= Kalli Dakos =

Canadian children's poet and teacher

Kalli Dakos (born June 16, 1950) is a Canadian children's poet and teacher, best known for her collection of poetry about elementary school life. Born in Ottawa, Ontario, she has published more than twenty books of poetry for children.

==Early life and education==
Dakos was born on June 16, 1950, in Ottawa, Canada. She studied at the Queen's University, the University of Nevada, the University of Alberta, and Syracuse University. She earned a Bachelor of Arts and Bachelor of Education degrees from Queen's University.

==Career==
Dakos worked as an elementary school teacher and reading specialist early in her career, an experience that has been identified as a central influence on her poetry. Dakos's debut collection, If You're Not Here, Please Raise Your Hand: Poems About School, was published in 1990. Her poetry is described by the Poetry Foundation as "uniquely attuned to the lives of elementary school students," and she has been praised for her "sensitive evocations of the feelings of elementary-aged students" as well as for the "frequent humor and word play" of her poems. Many of her books have been named International Literacy Association (ILA)–Children's Book Council (CBC) Children's Choice Selections.

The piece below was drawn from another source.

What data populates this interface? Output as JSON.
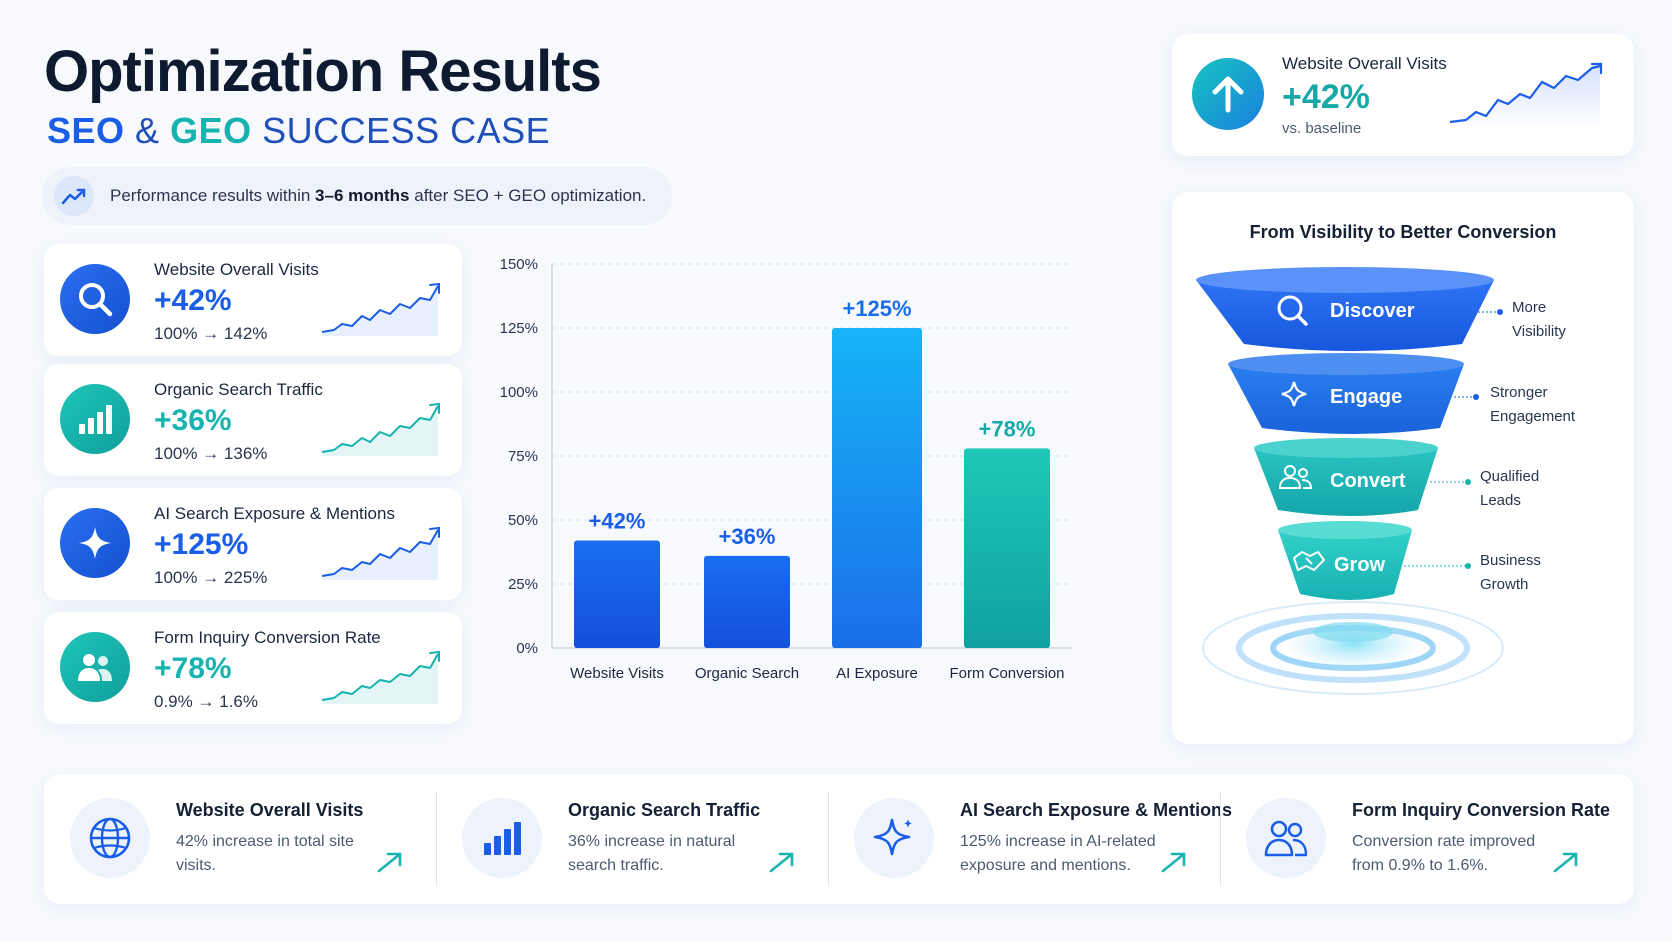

==Awards and recognition==
They Only See the Outside (2021) was named to the 2022 Notable Poetry Books and Verse Novels list by the National Council of Teachers of English (NCTE) Excellence in Poetry for Children Award Committee.

==Bibliography==
- 1990: If You're Not Here, Please Raise Your Hand: Poems About School
- 1993: Don't Read This Book, Whatever You Do! More Poems About School
- 1995: Mrs. Cole on an Onion Roll
- 1996: The Goof Who Invented Homework and Other School Poems
- 1997: Get Out of the Alphabet Number 2: Wacky Wednesday Puzzle Poems
- 1999: The Bug in Teacher's Coffee and Other School Poems
- 2000: The Greatest Magic: Poems for Teachers
- 2003: Put Your Eyes Up Here and Other School Poems
- 2004: Our Principal Promised to Kiss a Pig
- 2010: I Heard You Twice the First Time: Poems for Tired and Bewildered Teachers
- 2011: A Funeral in The Bathroom
- 2017: Why Am I Blue?
- 2019: Get Me Out Of This Book: Rules and Tools for Being Brave
- 2019: Recess in the Dark: Poems from the Far North
- 2021: They Only See the Outside
- 2021: My Story Friend
- 2021: Our Farm in the City
- 2023: Happy Birthday, Belly Button!